Myths Of The Torture Apologists
MYTH #2: HARSH INTERROGATION WORKED: The right wing has been trying to frame the debate over torture as a simple question of whether torture "worked" to prevent terrorist attacks. Several, including Bush and Cheney, have claimed that torturing 9/11 mastermind Khalid Sheikh Mohammed (KSM) helped them foil a plan to blow up the U.S. Bank Tower in Los Angeles. But "an unnamed senior FBI official would later tell the Los Angeles Times that Bush's characterization of it as a 'disrupted plot' was 'ludicrous' -- that plot was foiled in 2002. But KSM wasn't captured until March 2003," Slate's Tim Noah noted. The torture debate has also focused on Abu Zubaydah, a detainee who allegedly disclosed "the fact that KSM was the mastermind behind the 9/11 attacks" to the CIA only after he was tortured, according to former Bush speechwriter Marc Thiessen. But Ali Soufan, an FBI interrogator who worked closely with Zubaydah, said the FBI "extracted crucial intelligence -- including the identity of Khalid Sheikh Mohammed as the architect of 9/11 and the dirty-bomb plot of Jose Padilla -- before CIA contractors even began their aggressive tactics." Zubaydah also "had a schizophrenic personality"; his diaries were written in the voices of three distinct personalities. "How, then, did the C.I.A. conclude that Zubaydah was mentally fit enough to withstand the Agency's coercive techniques?" the New Yorker's Justin Vogt asked.

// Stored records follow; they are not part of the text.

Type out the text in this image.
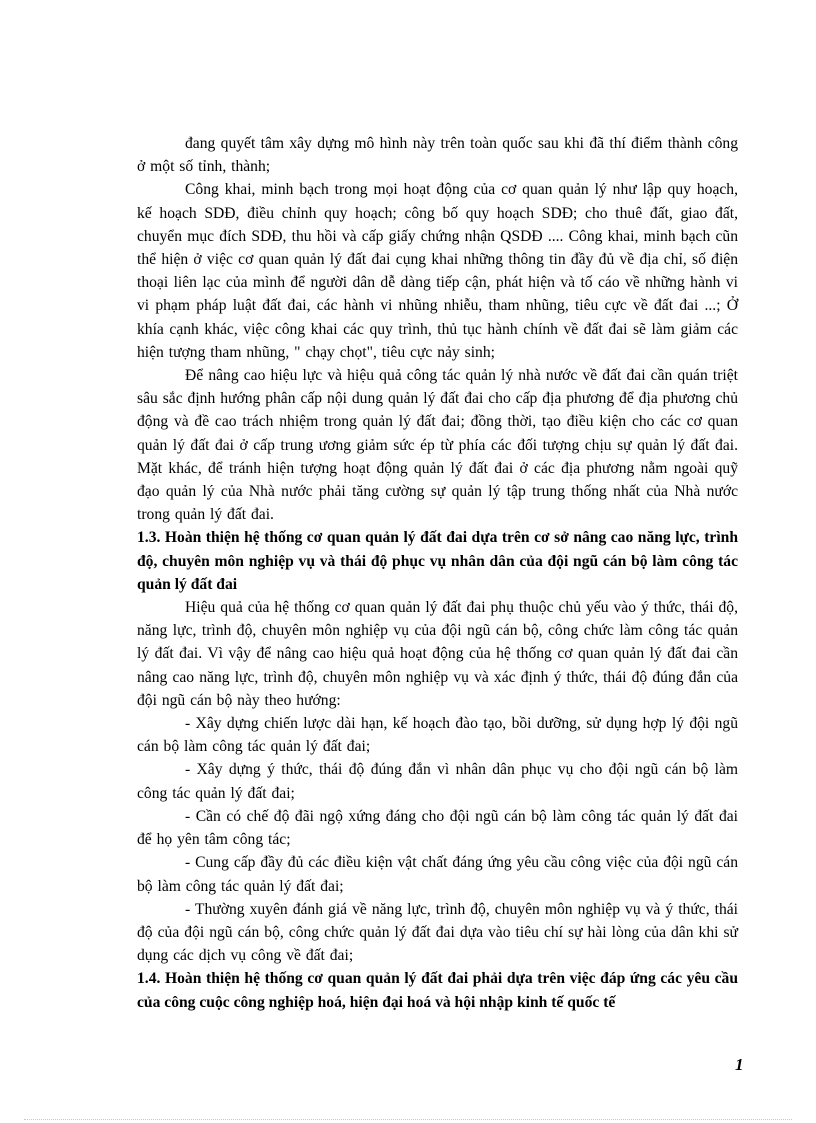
đang quyết tâm xây dựng mô hình này trên toàn quốc sau khi đã thí điểm thành công ở một số tỉnh, thành;

Công khai, minh bạch trong mọi hoạt động của cơ quan quản lý như lập quy hoạch, kế hoạch SDĐ, điều chỉnh quy hoạch; công bố quy hoạch SDĐ; cho thuê đất, giao đất, chuyển mục đích SDĐ, thu hồi và cấp giấy chứng nhận QSDĐ .... Công khai, minh bạch cũn thể hiện ở việc cơ quan quản lý đất đai cụng khai những thông tin đầy đủ về địa chỉ, số điện thoại liên lạc của mình để người dân dễ dàng tiếp cận, phát hiện và tố cáo về những hành vi vi phạm pháp luật đất đai, các hành vi nhũng nhiễu, tham nhũng, tiêu cực về đất đai ...; Ở khía cạnh khác, việc công khai các quy trình, thủ tục hành chính về đất đai sẽ làm giảm các hiện tượng tham nhũng, " chạy chọt", tiêu cực nảy sinh;

Để nâng cao hiệu lực và hiệu quả công tác quản lý nhà nước về đất đai cần quán triệt sâu sắc định hướng phân cấp nội dung quản lý đất đai cho cấp địa phương để địa phương chủ động và đề cao trách nhiệm trong quản lý đất đai; đồng thời, tạo điều kiện cho các cơ quan quản lý đất đai ở cấp trung ương giảm sức ép từ phía các đối tượng chịu sự quản lý đất đai. Mặt khác, để tránh hiện tượng hoạt động quản lý đất đai ở các địa phương nằm ngoài quỹ đạo quản lý của Nhà nước phải tăng cường sự quản lý tập trung thống nhất của Nhà nước trong quản lý đất đai.

1.3. Hoàn thiện hệ thống cơ quan quản lý đất đai dựa trên cơ sở nâng cao năng lực, trình độ, chuyên môn nghiệp vụ và thái độ phục vụ nhân dân của đội ngũ cán bộ làm công tác quản lý đất đai

Hiệu quả của hệ thống cơ quan quản lý đất đai phụ thuộc chủ yếu vào ý thức, thái độ, năng lực, trình độ, chuyên môn nghiệp vụ của đội ngũ cán bộ, công chức làm công tác quản lý đất đai. Vì vậy để nâng cao hiệu quả hoạt động của hệ thống cơ quan quản lý đất đai cần nâng cao năng lực, trình độ, chuyên môn nghiệp vụ và xác định ý thức, thái độ đúng đắn của đội ngũ cán bộ này theo hướng:

- Xây dựng chiến lược dài hạn, kế hoạch đào tạo, bồi dưỡng, sử dụng hợp lý đội ngũ cán bộ làm công tác quản lý đất đai;

- Xây dựng ý thức, thái độ đúng đắn vì nhân dân phục vụ cho đội ngũ cán bộ làm công tác quản lý đất đai;

- Cần có chế độ đãi ngộ xứng đáng cho đội ngũ cán bộ làm công tác quản lý đất đai để họ yên tâm công tác;

- Cung cấp đầy đủ các điều kiện vật chất đáng ứng yêu cầu công việc của đội ngũ cán bộ làm công tác quản lý đất đai;

- Thường xuyên đánh giá về năng lực, trình độ, chuyên môn nghiệp vụ và ý thức, thái độ của đội ngũ cán bộ, công chức quản lý đất đai dựa vào tiêu chí sự hài lòng của dân khi sử dụng các dịch vụ công về đất đai;

1.4. Hoàn thiện hệ thống cơ quan quản lý đất đai phải dựa trên việc đáp ứng các yêu cầu của công cuộc công nghiệp hoá, hiện đại hoá và hội nhập kinh tế quốc tế

1
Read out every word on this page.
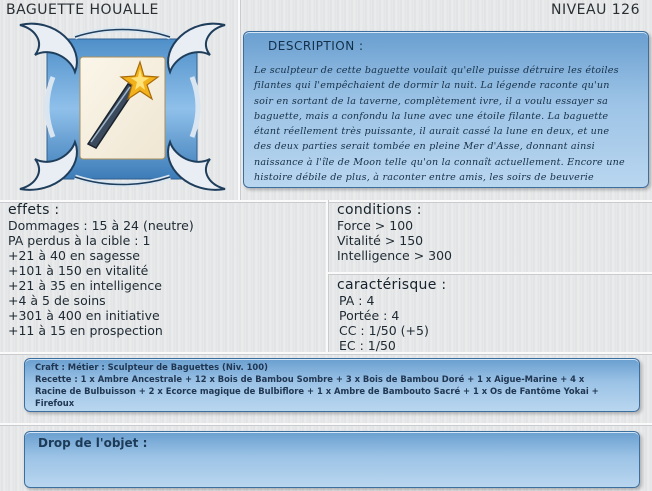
BAGUETTE HOUALLE	NIVEAU 126
DESCRIPTION :
Le sculpteur de cette baguette voulait qu'elle puisse détruire les étoiles
filantes qui l'empêchaient de dormir la nuit. La légende raconte qu'un
soir en sortant de la taverne, complètement ivre, il a voulu essayer sa
baguette, mais a confondu la lune avec une étoile filante. La baguette
étant réellement très puissante, il aurait cassé la lune en deux, et une
des deux parties serait tombée en pleine Mer d'Asse, donnant ainsi
naissance à l'île de Moon telle qu'on la connaît actuellement. Encore une
histoire débile de plus, à raconter entre amis, les soirs de beuverie
effets :
Dommages : 15 à 24 (neutre)
PA perdus à la cible : 1
+21 à 40 en sagesse
+101 à 150 en vitalité
+21 à 35 en intelligence
+4 à 5 de soins
+301 à 400 en initiative
+11 à 15 en prospection
conditions :
Force > 100
Vitalité > 150
Intelligence > 300
caractérisque :
PA : 4
Portée : 4
CC : 1/50 (+5)
EC : 1/50
Craft : Métier : Sculpteur de Baguettes (Niv. 100)
Recette : 1 x Ambre Ancestrale + 12 x Bois de Bambou Sombre + 3 x Bois de Bambou Doré + 1 x Aigue-Marine + 4 x
Racine de Bulbuisson + 2 x Ecorce magique de Bulbiflore + 1 x Ambre de Bambouto Sacré + 1 x Os de Fantôme Yokai +
Firefoux
Drop de l'objet :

MYTH #3: NO NEED FOR ACCOUNTABILITY: Several conservatives have also protested the idea of a commission or prosecutions of Bush officials who gave legal cover for torture. Former White House press secretary Dana Perino referred to an investigation as a "political witch hunt." "[M]aybe there's an element of setting old political scores here," Sen. John McCain (R-AZ) said yesterday. But as journalist Mark Danner observed, "The mystique of torture will only disappear once a cold hard light has been shone on it by trustworthy people who can examine all the evidence and speak to the country with authority." Indeed, what transpired under Bush violates both U.S. statute and international treaties to which the U.S. is a signatory, and an investigation is needed to prevent future abuses of the law. As a first step to achieving accountability, Center for American Progress Action Fund President and CEO John Podesta called for the impeachment of 9th Circuit Court Judge Jay Bybee yesterday. When he was a former top Bush administration lawyer, Bybee signed off on the notorious torture tactics seen in recently-disclosed OLC memos. "Bybee has neither the legal nor moral authority to sit in judgment of others," Podesta wrote in a letter to House Judiciary Commitee Chairman John Conyers (D-MI).